The current year of the LabEx UnivEarthS Valorisation project was dedicated to dissemination of the results and knowledge of this work package, and the use of container technologies within the IN2P3 DecaLog project: In October 2018, we have participated in the organization of JCAD 20181 (Journées SUCCES + mésocentre). This meeting has the goal to federate scientific user and infrastructure administrators of the France Grilles community and the connected infrastructures.
In 2018, the ComputeOps (DecaLog master project2) has been accepted by the IN2P3 in order to study container for high performance computing. In this context, which is strongly connected with the LabEx WP V1 topics, the project has organized the IN2P3 informatics school on container in production. Compositions of containers, continuous integration and deployment of containers, and container orchestrators have been explored during the school.
Furthermore, the ComputeOps project has started to provide tools (container Hub, CI recipes), good practices and tutorials on containers for this specific field. A workshop will be organized in November in order to present the new version of the chosen container solution3 and other topics studied in the ComputeOps project.

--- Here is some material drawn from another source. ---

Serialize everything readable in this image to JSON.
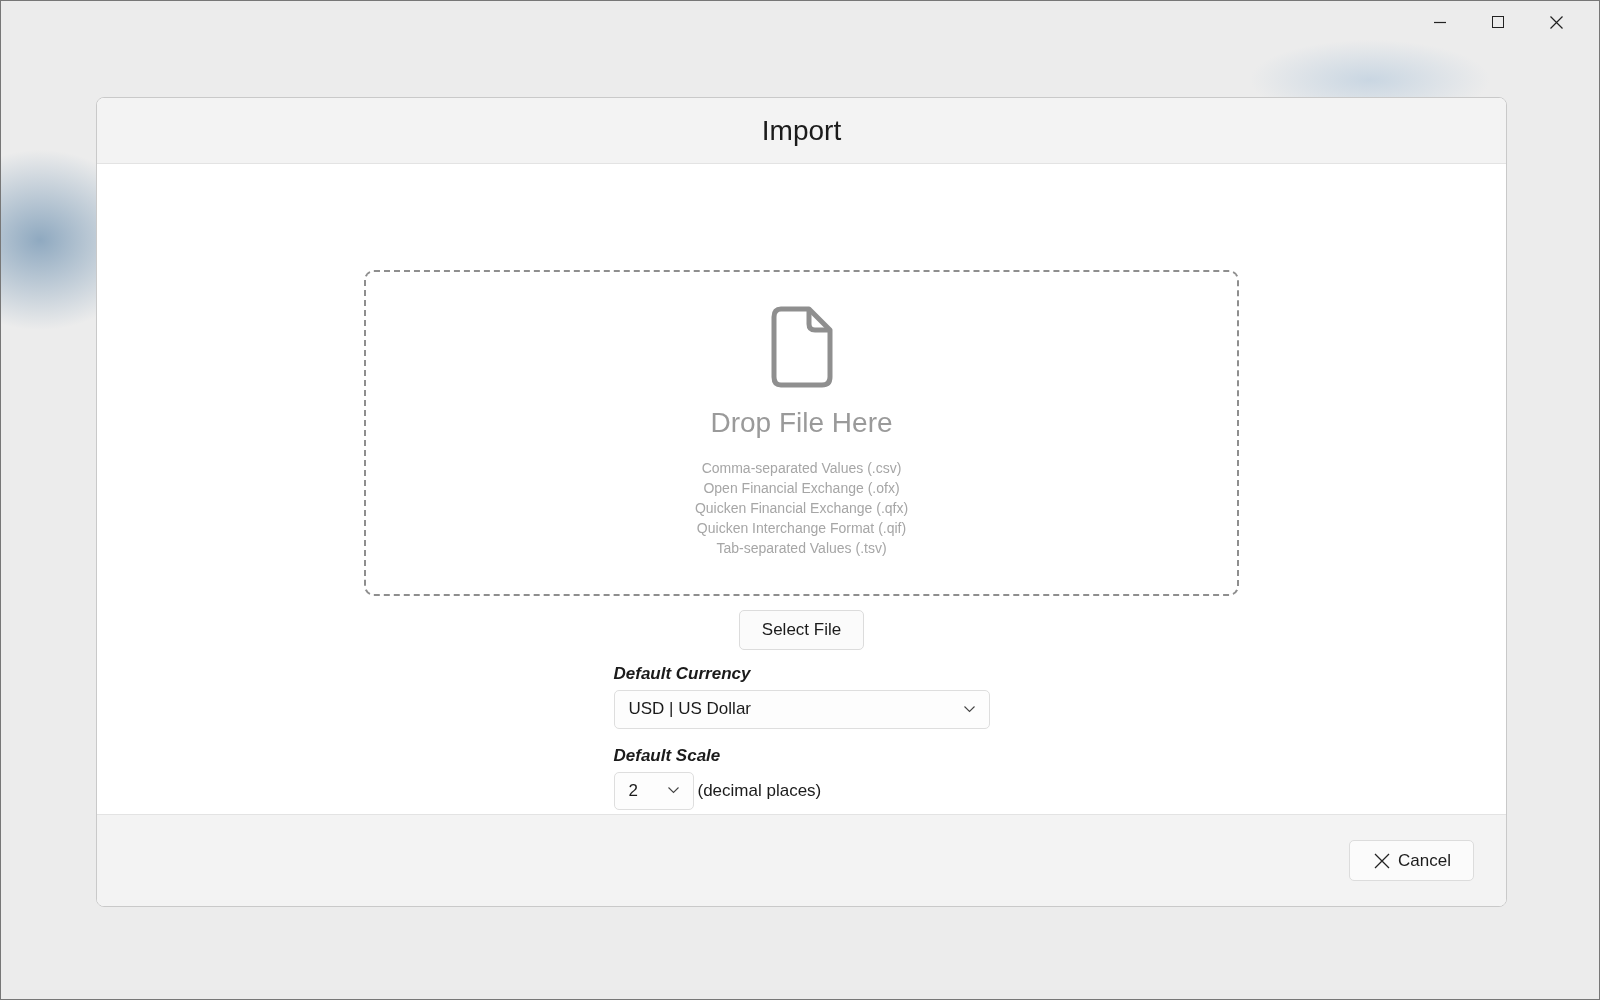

In September 2017, the FACe and IPGP have received a positive answer concerning a Sesame proposal (regional call) for the MULTI DATA ANALYSIS AND COMPUTING ENVIRONMENT FOR SCIENCE (DANTE) project, which will reinforce the synergy of the two laboratories as computing and service providers. During 2018, we made the first meeting to discuss the new DANTE scientific instrument organization. Due to the FACe moving from BioPark to Condorcet, the FACe computing cluster has been temporary moved in the LPNHE laboratory. During 2019, the cluster will be moved and upgraded into the IPGP computing room. Both platforms, S-CAPD@IPGP and FACe’s cluster, will be part of the CIRRUS platform (USPC COMUE).
Further work has been done on the cloud infrastructure that can be used at the APC. Documentation about the usage of Cloud has been finalized and put together in a set of practical user documentation. This documentation has been made public through the Wiki pages at the APC and through the Atrium document data base. The Docker container technology has been used for space missions such as Euclid, LISA and SVOM. Indeed, several applications (code sharing of the simulator, services providing such as Jupyter Notebook, Django Web application) has been developed for this specific use case.